Jaroslav Rudiš: Zwischenwelt ist wirklich ein wunderschönes Wort, das muss ich mir merken, denn das passt ganz gut. Es geht auch um eine Zwischenwelt zwischen der Vergangenheit und der Gegenwart. Wenn ich mit dem Zug reise, ist es für mich eine geschichtliche Reise. So nennen wir Eisenbahn-Menschen das. Für uns ist wichtig, dass man auf Umwegen zum Beispiel von Berlin nach Hannover oder Hamburg fährt. Ich steige gerne nochmal woanders aus, oder nehme die Linie über Stendal und Uelzen und fahre so von Hamburg nach Berlin. Das macht Spaß. Allein diese Reise ist schon eine historische Reise, denn diese Verbindung dauert länger. Es war mal eine ganz wichtige Linie. Heutzutage ist das teilweise eine Lokalbahn. Das ist herrlich.

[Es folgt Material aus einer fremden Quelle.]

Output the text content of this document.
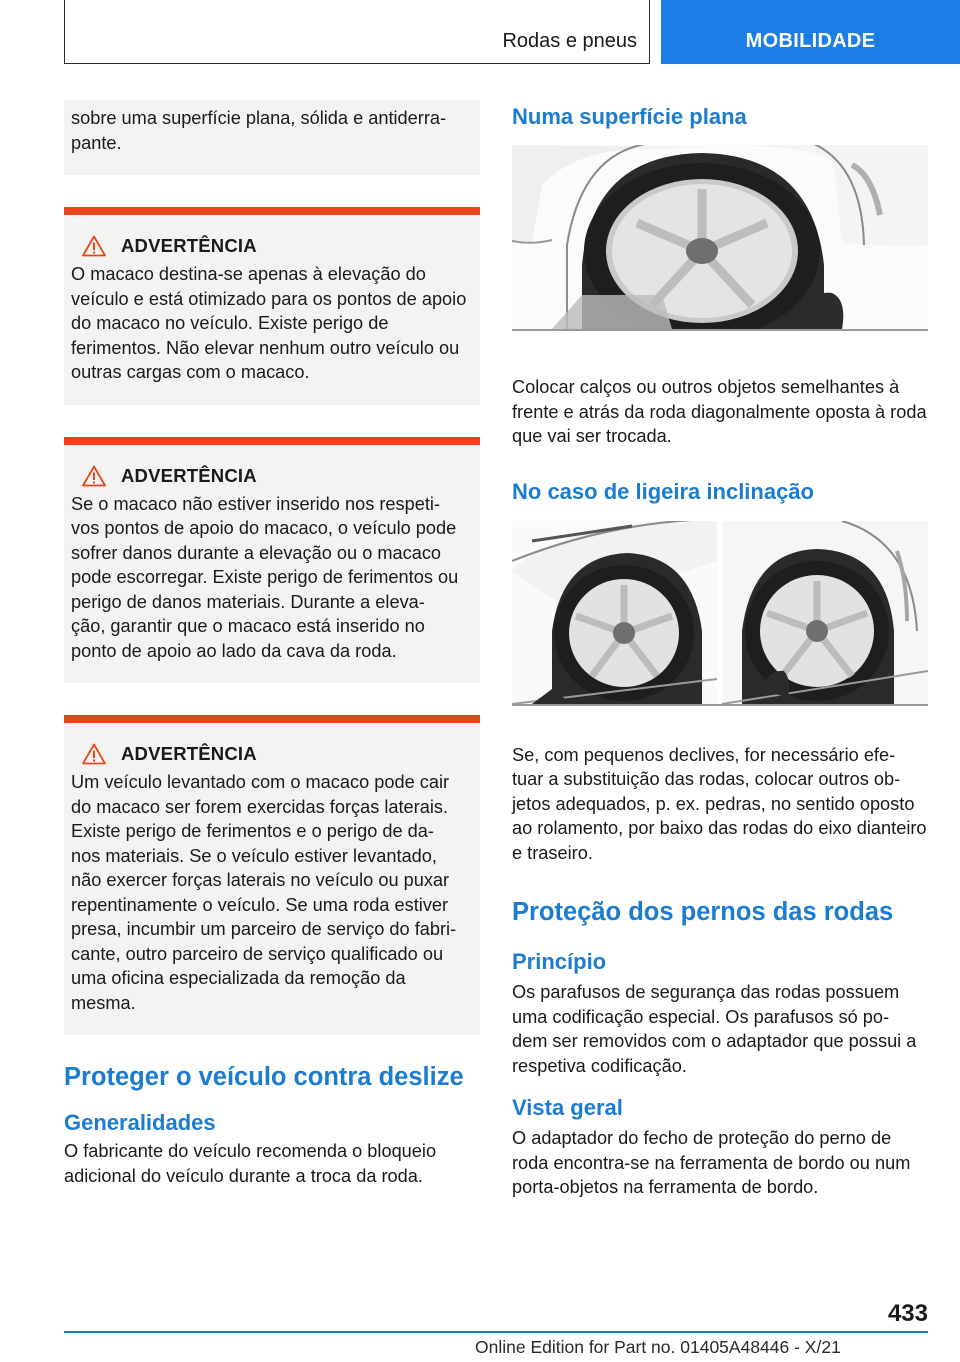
Rodas e pneus	MOBILIDADE

sobre uma superfície plana, sólida e antiderra-
pante.

ADVERTÊNCIA

O macaco destina-se apenas à elevação do veículo e está otimizado para os pontos de apoio do macaco no veículo. Existe perigo de ferimentos. Não elevar nenhum outro veículo ou outras cargas com o macaco.

ADVERTÊNCIA

Se o macaco não estiver inserido nos respeti-
vos pontos de apoio do macaco, o veículo pode sofrer danos durante a elevação ou o macaco pode escorregar. Existe perigo de ferimentos ou perigo de danos materiais. Durante a eleva-
ção, garantir que o macaco está inserido no ponto de apoio ao lado da cava da roda.

ADVERTÊNCIA

Um veículo levantado com o macaco pode cair do macaco ser forem exercidas forças laterais. Existe perigo de ferimentos e o perigo de da-
nos materiais. Se o veículo estiver levantado, não exercer forças laterais no veículo ou puxar repentinamente o veículo. Se uma roda estiver presa, incumbir um parceiro de serviço do fabri-
cante, outro parceiro de serviço qualificado ou uma oficina especializada da remoção da mesma.

Proteger o veículo contra deslize
Generalidades

O fabricante do veículo recomenda o bloqueio adicional do veículo durante a troca da roda.

Numa superfície plana

Colocar calços ou outros objetos semelhantes à frente e atrás da roda diagonalmente oposta à roda que vai ser trocada.

No caso de ligeira inclinação

Se, com pequenos declives, for necessário efe-
tuar a substituição das rodas, colocar outros ob-
jetos adequados, p. ex. pedras, no sentido oposto ao rolamento, por baixo das rodas do eixo dianteiro e traseiro.

Proteção dos pernos das rodas
Princípio

Os parafusos de segurança das rodas possuem uma codificação especial. Os parafusos só po-
dem ser removidos com o adaptador que possui a respetiva codificação.

Vista geral

O adaptador do fecho de proteção do perno de roda encontra-se na ferramenta de bordo ou num porta-objetos na ferramenta de bordo.

433
Online Edition for Part no. 01405A48446 - X/21
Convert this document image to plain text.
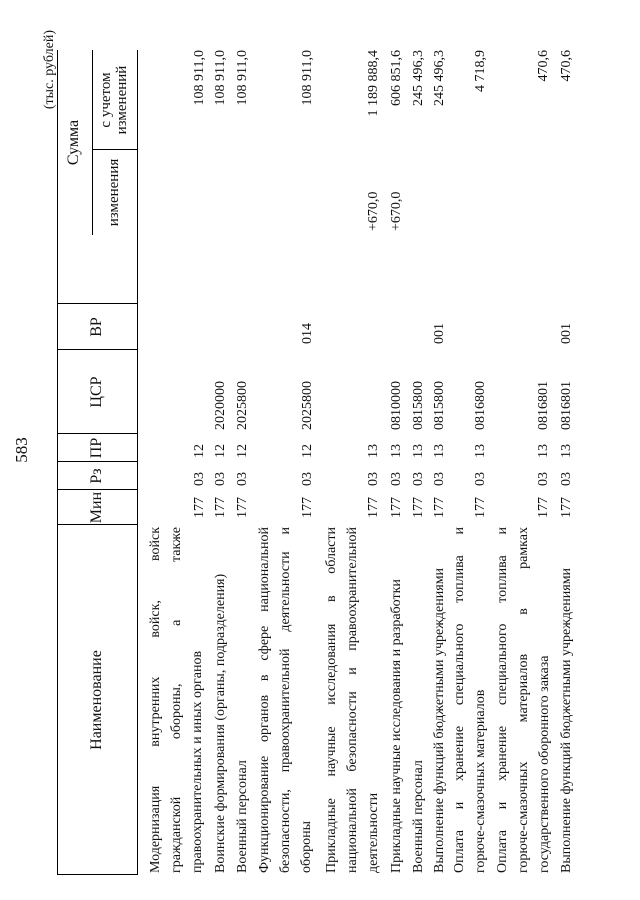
583
(тыс. рублей)
Наименование
Мин
Рз
ПР
ЦСР
ВР
Сумма
изменения
с учетом изменений
Модернизация внутренних войск, войск гражданской обороны, а также правоохранительных и иных органов
177
03
12
108 911,0
Воинские формирования (органы, подразделения)
177
03
12
2020000
108 911,0
Военный персонал
177
03
12
2025800
108 911,0
Функционирование органов в сфере национальной безопасности, правоохранительной деятельности и обороны
177
03
12
2025800
014
108 911,0
Прикладные научные исследования в области национальной безопасности и правоохранительной деятельности
177
03
13
+670,0
1 189 888,4
Прикладные научные исследования и разработки
177
03
13
0810000
+670,0
606 851,6
Военный персонал
177
03
13
0815800
245 496,3
Выполнение функций бюджетными учреждениями
177
03
13
0815800
001
245 496,3
Оплата и хранение специального топлива и горюче-смазочных материалов
177
03
13
0816800
4 718,9
Оплата и хранение специального топлива и горюче-смазочных материалов в рамках государственного оборонного заказа
177
03
13
0816801
470,6
Выполнение функций бюджетными учреждениями
177
03
13
0816801
001
470,6
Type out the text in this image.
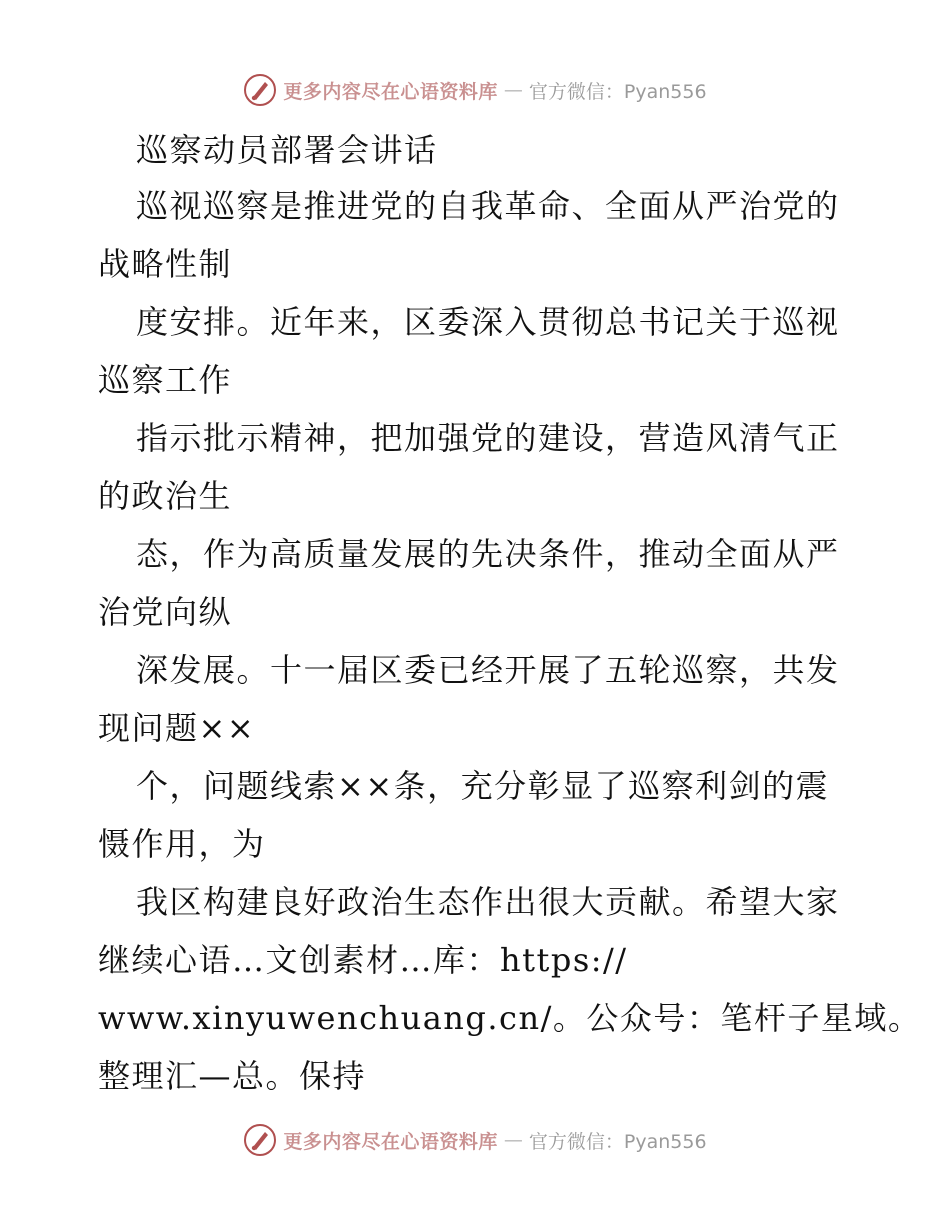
更多内容尽在心语资料库 — 官方微信：Pyan556
巡察动员部署会讲话
巡视巡察是推进党的自我革命、全面从严治党的
战略性制
度安排。近年来，区委深入贯彻总书记关于巡视
巡察工作
指示批示精神，把加强党的建设，营造风清气正
的政治生
态，作为高质量发展的先决条件，推动全面从严
治党向纵
深发展。十一届区委已经开展了五轮巡察，共发
现问题××
个，问题线索××条，充分彰显了巡察利剑的震
慑作用，为
我区构建良好政治生态作出很大贡献。希望大家
继续心语…文创素材…库：https://
www.xinyuwenchuang.cn/。公众号：笔杆子星域。
整理汇—总。保持
更多内容尽在心语资料库 — 官方微信：Pyan556
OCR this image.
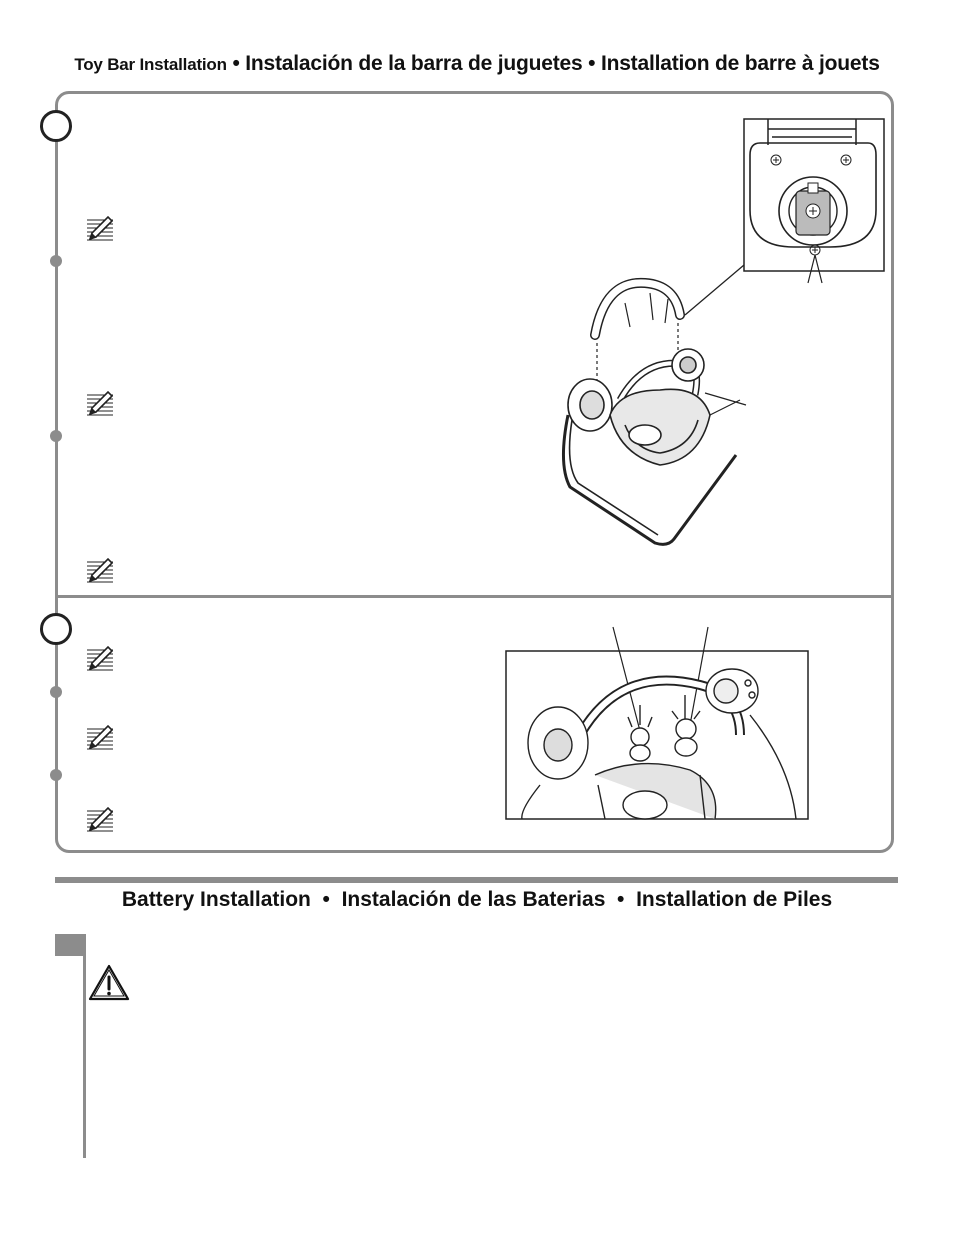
Toy Bar Installation • Instalación de la barra de juguetes • Installation de barre à jouets
Battery Installation  •  Instalación de las Baterias  •  Installation de Piles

Das ist das, was mich an der Eisenbahn fasziniert, diese Geschichten über die große Geschichte, die europäische Geschichte, die uns die Eisenbahn erzählt. Sie verbindet auch Vieles. Ich bin in der Zeit vor der Wende groß geworden und als ich klein war, konnte ich nur davon träumen, dass ich mal mit dem Zug nach Hamburg oder Rom fahre. Heutzutage ist das möglich, aber schon damals war das in meiner Fantasie möglich. Ich hatte Fahrpläne, Kursbücher und Eisenbahnkarten, die haben mich fasziniert. In diesen Karten und Fahrplänen konnte ich in der Tat verreisen, obwohl es nicht möglich war. Deshalb haben die Kursbücher und Fahrpläne einen großen Platz in meiner Bibliothek. Für mich ist es tatsächlich eine großartige und historische Literatur.

Bald ist Weihnachten und darum geht es auch in Ihrem jüngsten Buch "Weihnachten in Prag". Weihnachten ist auch immer ein Ausnahmezustand. Der Erwartungsdruck ist riesig, man reist, man kocht, man backt, man macht Verwandtenbesuche oder hat die Verwandten bei sich zu Hause. Das Schöne an Ihrem Buch ist, dass dieser Erwartungsdruck mit einem kleinen Umstand weggewischt wird. Denn die Freunde, mit denen sich der Protagonist in Prag treffen möchte, die melden sich einfach nicht. Also muss er irgendwie improvisieren, zieht los und erinnert sich daran, wie er als Sechsjähriger einmal am Prager Bahnhof verloren ging. Das ist Ihnen auch passiert.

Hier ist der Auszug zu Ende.